Therefore, they would be binding upon all renditions performed. So when Spencer Ackerman writes today, of the Panetta nomination:
"For instance, the orders demand the CIA shut down the so-called 'Black Sites,'
or secret prisons run by the agency or through its foreign-intelligence
partners. But they do allow for CIA to hold detainees on 'a short-term,
transitory basis' before transferring them to another government agency. But how
long should that period be? Hours? Days? Weeks?
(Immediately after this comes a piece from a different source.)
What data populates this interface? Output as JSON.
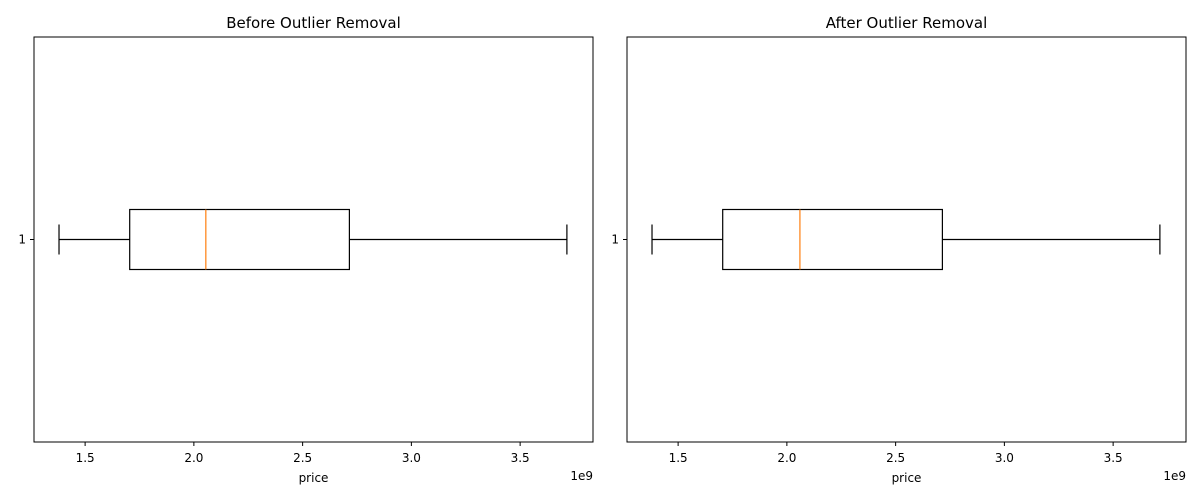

What procedures should be in
place to determine humane treatment of those detainees during a time when
they’re not likely to have access to human-rights monitors like the
International Committee of the Red Cross?"
It seems to me that Obama's executive order, Sec 4. part b, suggests that, if a detainee were to be rendered to another country's government, before passing to that country, their name would have to be released to the International Committee of the Red Cross - and the Red Cross would also be given access to the detainee:
"All departments and agencies of the Federal Government shall provide the
International Committee of the Red Cross with notification of, and timely access
to, any individual detained in any armed conflict in the custody or under the
effective control of an officer, employee, or other agent of the United States
Government or detained within a facility owned, operated, or controlled by a
department or agency of the United States Government, consistent with Department of Defense regulations and policies."
Hilzoy makes this very point: "His executive order also precludes any kind of secret detention of prisoners, and thus 'secret abductions and transfers of prisoners'...Note that this has no exceptions for short-term detainees whom we quickly hand off to someone else." The executive order states that the International Committee of the Red Cross will have access to any individual detained - any and all. No more "Camp NAMA"s. The International Committee of the Red Cross will apparently have a record of our detainees that matches, in very important ways, our record. Accountability in real-time (hypothetically), at least when it comes to the subject of our detainees in our custody.
This is all well and good. But other measures could improve accountability considerably. I would think it none too difficult to deceive/mislead the International Comm. of the Red Cross. As an Illinois State Senator, Obama pushed for a law to videotape all police interrogations. He could presumably issue an executive order dictating the same in all of our detainee interrogations. All of them - interrogations in temporary holding cells, interrogations domestically.
But is a videotaped interrogation much consolation to someone who has been kidnapped? Let me go out on a limb here and say NO.
I plan to post on the legal issues regarding rendition later this week. Unfortunately I don't have the time to give to the problem that it deserves today. Apologies for the delay.